The Founders understood that the greatest threat to liberty is an all-powerful central government, where the few dictate to the many. They also knew that the rule of the mob would lead to anarchy and, in the end, despotism. During the Revolutionary War, the states more or less followed the Articles of Confederation, in which most governing authority remained with the states. After the war, as the Founders labored to establish a new nation, the defects with the Articles became increasingly apparent. The central government did not have the ability to fund itself. Moreover, states were issuing their own currency, conducting their own foreign policy, and raising their own armies. Trade disputes among the states and with other countries were hampering commerce and threatening national prosperity.

Eventually the Articles were replaced with the Constitution, which granted the federal government enough authority to cultivate, promote, and "secure the Blessings of Liberty to ourselves and our Posterity," but not enough authority to destroy it all. James Madison, the most influential of the Constitution's authors, put it best when he wrote in "Federalist 51":


But what is government itself, but the greatest of all reflections on human nature? If men were angels, no government would be necessary. If angels were to govern men, neither external nor internal controls on government would be necessary. In framing a government which is to be administered by men over men, the great difficulty lies in this: you must first enable the government to control the governed; and in the next place oblige it to control itself.
For much of American history, the balance between governmental authority and individual liberty was understood and accepted. Federal power was confined to that which was specifically enumerated in the Constitution and no more. And that power was further limited, for it was dispersed among three federal branches -- the legislative, executive, and judicial. Beyond that, the power remained with the states and ultimately the people.

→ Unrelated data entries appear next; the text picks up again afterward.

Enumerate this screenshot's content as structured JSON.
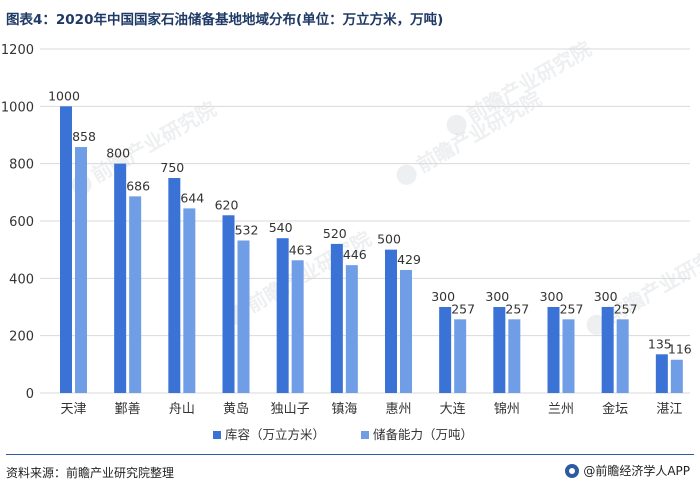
{
  "header": {
    "title": "图表4：2020年中国国家石油储备基地地域分布(单位：万立方米，万吨)"
  },
  "footer": {
    "source": "资料来源：前瞻产业研究院整理",
    "brand": "@前瞻经济学人APP"
  },
  "watermark": {
    "text": "前瞻产业研究院"
  },
  "colors": {
    "series1": "#3a72d6",
    "series2": "#6f9ee6",
    "title": "#1f3a66",
    "grid": "#d9d9d9",
    "axis_text": "#333333"
  },
  "chart_data": {
    "type": "bar",
    "categories": [
      "天津",
      "鄞善",
      "舟山",
      "黄岛",
      "独山子",
      "镇海",
      "惠州",
      "大连",
      "锦州",
      "兰州",
      "金坛",
      "湛江"
    ],
    "series": [
      {
        "name": "库容（万立方米）",
        "values": [
          1000,
          800,
          750,
          620,
          540,
          520,
          500,
          300,
          300,
          300,
          300,
          135
        ]
      },
      {
        "name": "储备能力（万吨）",
        "values": [
          858,
          686,
          644,
          532,
          463,
          446,
          429,
          257,
          257,
          257,
          257,
          116
        ]
      }
    ],
    "yticks": [
      0,
      200,
      400,
      600,
      800,
      1000,
      1200
    ],
    "ylim": [
      0,
      1200
    ],
    "grid": true,
    "legend_position": "bottom"
  }
}
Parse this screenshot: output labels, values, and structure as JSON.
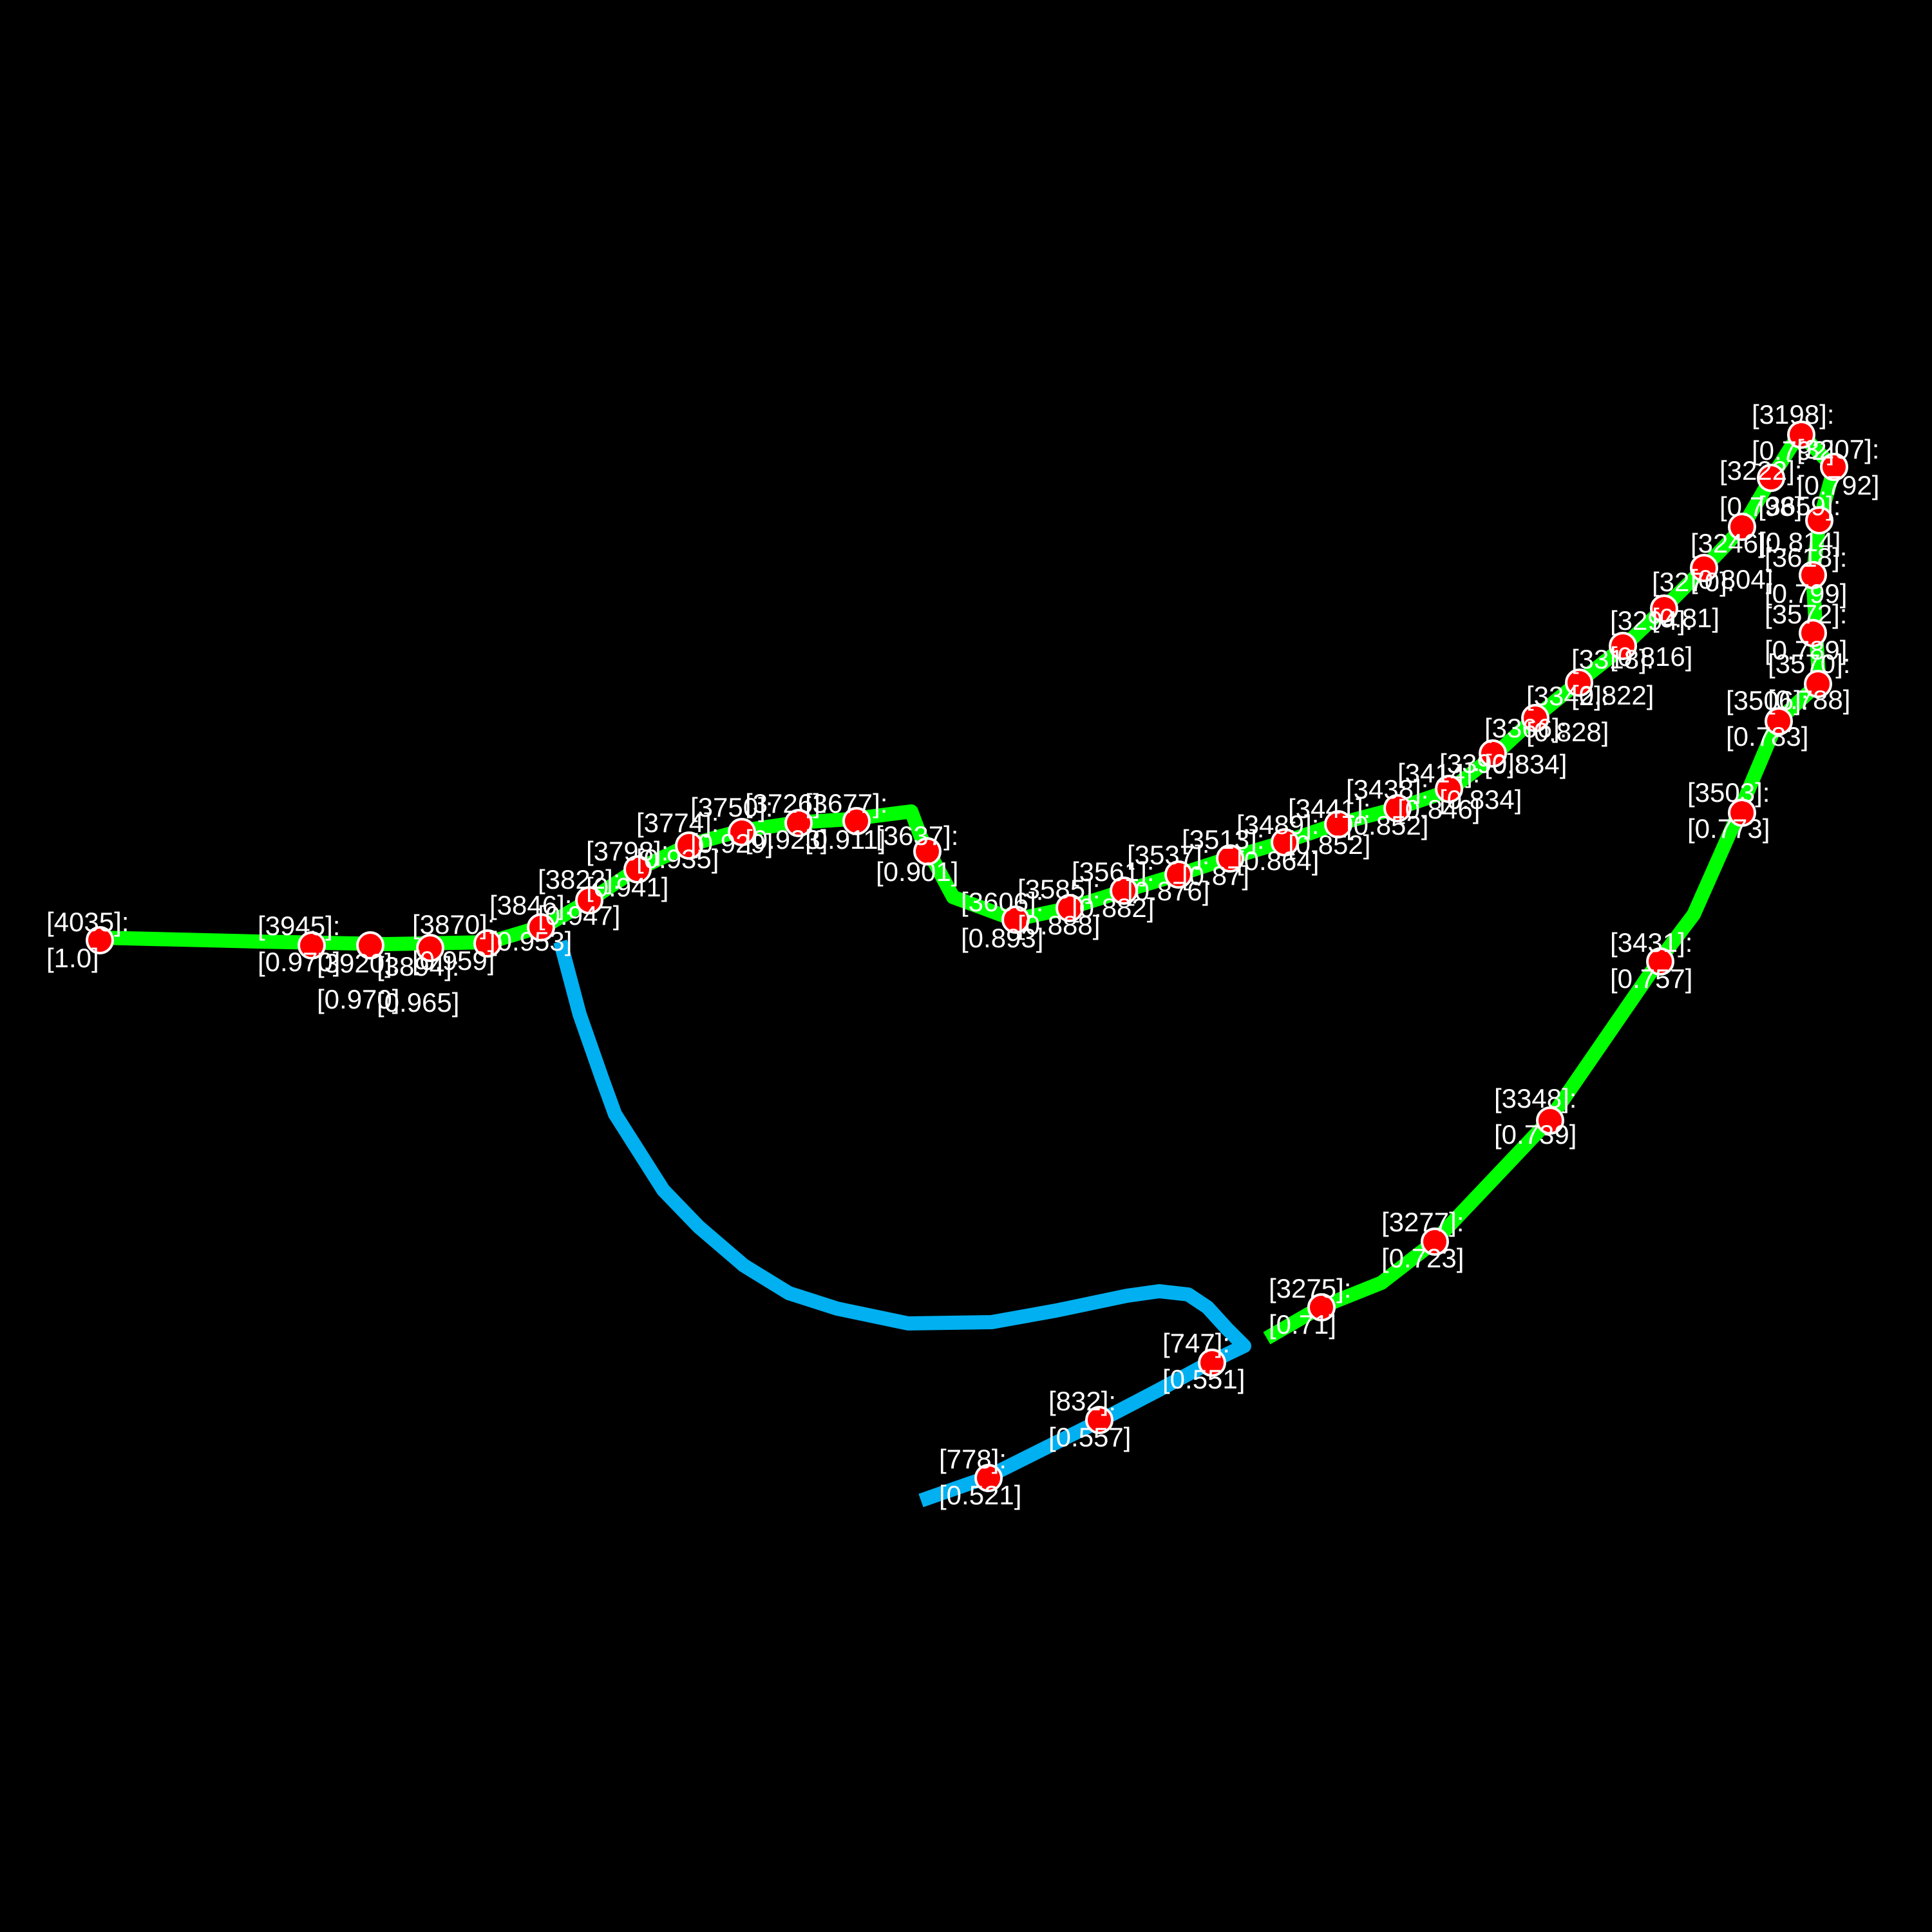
{
  "path_colors": {
    "green": "#00ff00",
    "blue": "#00b0f0",
    "marker": "#ff0000",
    "marker_stroke": "#ffffff",
    "text": "#ffffff",
    "background": "#000000"
  },
  "points": [
    {
      "id": "4035",
      "value": "1.0"
    },
    {
      "id": "3945",
      "value": "0.970"
    },
    {
      "id": "3920",
      "value": "0.970"
    },
    {
      "id": "3894",
      "value": "0.965"
    },
    {
      "id": "3870",
      "value": "0.959"
    },
    {
      "id": "3846",
      "value": "0.953"
    },
    {
      "id": "3822",
      "value": "0.947"
    },
    {
      "id": "3798",
      "value": "0.941"
    },
    {
      "id": "3774",
      "value": "0.935"
    },
    {
      "id": "3750",
      "value": "0.929"
    },
    {
      "id": "3726",
      "value": "0.923"
    },
    {
      "id": "3677",
      "value": "0.911"
    },
    {
      "id": "3637",
      "value": "0.901"
    },
    {
      "id": "3606",
      "value": "0.893"
    },
    {
      "id": "3585",
      "value": "0.888"
    },
    {
      "id": "3561",
      "value": "0.882"
    },
    {
      "id": "3537",
      "value": "0.876"
    },
    {
      "id": "3513",
      "value": "0.87"
    },
    {
      "id": "3489",
      "value": "0.864"
    },
    {
      "id": "3441",
      "value": "0.852"
    },
    {
      "id": "3438",
      "value": "0.852"
    },
    {
      "id": "3414",
      "value": "0.846"
    },
    {
      "id": "3390",
      "value": "0.834"
    },
    {
      "id": "3366",
      "value": "0.834"
    },
    {
      "id": "3342",
      "value": "0.828"
    },
    {
      "id": "3318",
      "value": "0.822"
    },
    {
      "id": "3294",
      "value": "0.816"
    },
    {
      "id": "3270",
      "value": "0.81"
    },
    {
      "id": "3246",
      "value": "0.804"
    },
    {
      "id": "3222",
      "value": "0.798"
    },
    {
      "id": "3198",
      "value": "0.792"
    },
    {
      "id": "3207",
      "value": "0.792"
    },
    {
      "id": "3659",
      "value": "0.814"
    },
    {
      "id": "3618",
      "value": "0.799"
    },
    {
      "id": "3572",
      "value": "0.789"
    },
    {
      "id": "3570",
      "value": "0.788"
    },
    {
      "id": "3506",
      "value": "0.783"
    },
    {
      "id": "3503",
      "value": "0.773"
    },
    {
      "id": "3431",
      "value": "0.757"
    },
    {
      "id": "3348",
      "value": "0.739"
    },
    {
      "id": "3277",
      "value": "0.723"
    },
    {
      "id": "3275",
      "value": "0.71"
    },
    {
      "id": "747",
      "value": "0.551"
    },
    {
      "id": "832",
      "value": "0.557"
    },
    {
      "id": "778",
      "value": "0.521"
    }
  ]
}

The Framers recognized that the Constitution may require adjustments from time to time. Therefore, they provided two methods for proposing amendments, only one of which has been used in adopting all current amendments. It requires a supermajority of two-thirds of the members of both Houses of Congress to propose an amendment to the states for ratification, and three-fourths of the states to successfully ratify the proposed amendment. In all our history the Constitution has been amended only twenty-seven times -- the first ten of which, the Bill of Rights, were adopted shortly after the Constitution was ratified. Clearly the Framers did not intend the Constitution to be easily altered. It was to be a lasting contract that could be modified only by the considered judgment of a significant representation of the body politic.

But in the 1930s, during the Great Depression, the Statists successfully launched a counterrevolution that radically and fundamentally altered the nature of American society. President Franklin Roosevelt and an overwhelmingly Democratic Congress, through an array of federal projects, entitlements, taxes, and regulations known as the New Deal, breached the Constitution's firewalls. At first the Supreme Court fought back, striking down New Deal programs as exceeding the limits of federal constitutional authority, violating state sovereignty, and trampling on private property rights. But rather than seek an expansion of federal power through the amendment process, which would likely have blunted Roosevelt's ambitions, Roosevelt threatened the very makeup of the Court by proposing to pack it with sympathetic justices who would go along with his counterrevolution. Although Roosevelt's plan failed, the justices had been effectively intimidated. And new justices, who shared Roosevelt's statism, began replacing older justices on the Court. It was not long before the Court became little more than a rubber stamp for Roosevelt's policies.